Friday, January 29, 2010

Book Review: Feed [2002]

The best science fiction, in my opinion, is the kind that takes familiar material and extrapolates it in intriguing and even disturbing ways. You get to the end and have the uncomfortable realization that what you just read could actually happen. Feed was written before the advent of Web 2.0, before Twitter and Facebook, and just as MySpace, Friendster, and LinkedIn were getting off the ground. Despite this, it manages to remain amazingly current. The book, a young adult novel, is author M.T. Anderson's vision of Web 12.0, in which about 73% of Americans have "feeds" implanted in their brains that keep them virtually connected to the internet all the time and, coincidentally, also control the way the body functions, the emotions, and memory. Previously barely-sentient Titus finds this out the hard way when his girlfriend, Violet [SPOILER ALERT!] is diagnosed with a malfunctioning feed that leads her to question everything.
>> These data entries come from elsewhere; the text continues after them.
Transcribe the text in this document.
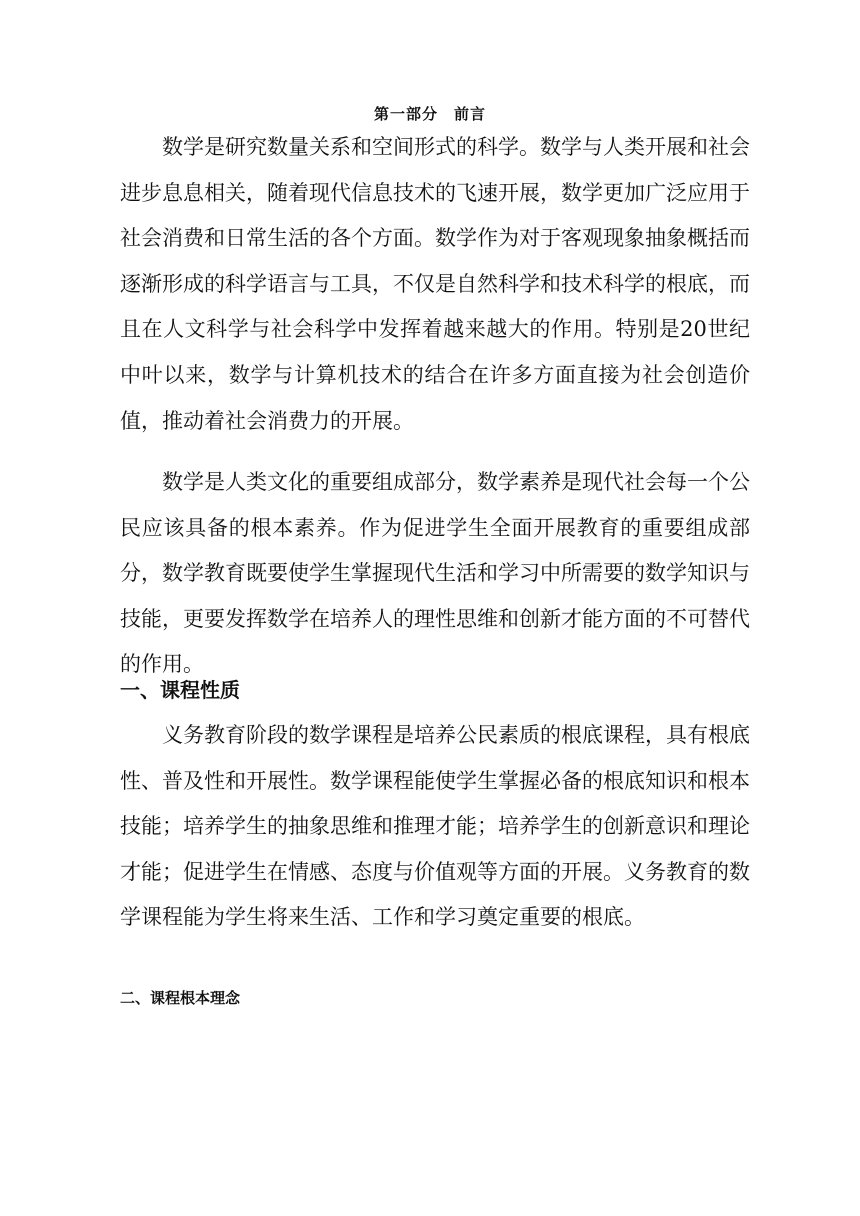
第一部分　前言

数学是研究数量关系和空间形式的科学。数学与人类开展和社会进步息息相关，随着现代信息技术的飞速开展，数学更加广泛应用于社会消费和日常生活的各个方面。数学作为对于客观现象抽象概括而逐渐形成的科学语言与工具，不仅是自然科学和技术科学的根底，而且在人文科学与社会科学中发挥着越来越大的作用。特别是20世纪中叶以来，数学与计算机技术的结合在许多方面直接为社会创造价值，推动着社会消费力的开展。

数学是人类文化的重要组成部分，数学素养是现代社会每一个公民应该具备的根本素养。作为促进学生全面开展教育的重要组成部分，数学教育既要使学生掌握现代生活和学习中所需要的数学知识与技能，更要发挥数学在培养人的理性思维和创新才能方面的不可替代的作用。

一、课程性质

义务教育阶段的数学课程是培养公民素质的根底课程，具有根底性、普及性和开展性。数学课程能使学生掌握必备的根底知识和根本技能；培养学生的抽象思维和推理才能；培养学生的创新意识和理论才能；促进学生在情感、态度与价值观等方面的开展。义务教育的数学课程能为学生将来生活、工作和学习奠定重要的根底。

二、课程根本理念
Of course, Violet is already predisposed to question as the home-schooled daughter of a professor of dead languages (FORTRAN, BASIC, etc.), whereas Titus has trouble even getting through School(tm), in which he is taught how to be a better shopper, and other useful skills.
But the braggest thing about the feed, the thing that made it really big, is that it knows everything you want and hope for, sometimes before you even know what those things are.
Titus and his group of friends are more concerned with following the latest trends and trying to find an activity that doesn't "suck" than with the increasingly hostile world political climate, the fact that trees are being cut down to build air factories, and the mysterious lesions that everyone seems to be getting. Feed is many things: a love story, a coming of age story, a biting satire of America's consumerist culture, and an intriguing "what-if" that takes today's hyperconnectivity to its logical conclusion. At times, Anderson's soapboxing comes on a little too strong, and sometimes one wishes it were possible (technologically speaking) to smack Titus, but in general Feed is well worth a read.

Grade: B+

Random Thoughts: What's most disturbing is that the future Anderson has created is not that far-fetched. When I was watching the Daily Show the other night, two things struck me as frighteningly relevant: the recent Supreme Court decision that allows corporate spending on political campaign advertisements, and Bill Gates, who was discussing his foundation's support of educational initiatives. Anderson's world, or at least his America, is controlled primarily by corporations, who have at some point on the past (thoughtfully) stepped in to fund the failing school system.
. . . it's good because that way we know that the big corps are made up of real human beings, and not just jerks out for money, because taking care of children, they care about America's future. It's an investment in tomorrow.
This is the subject of another post entirely, but I am an advocate of the public school system, and believe that the road to corporate sponsorship--even as well-intentioned as the Gates Foundation appears to be--is paved with pitfalls.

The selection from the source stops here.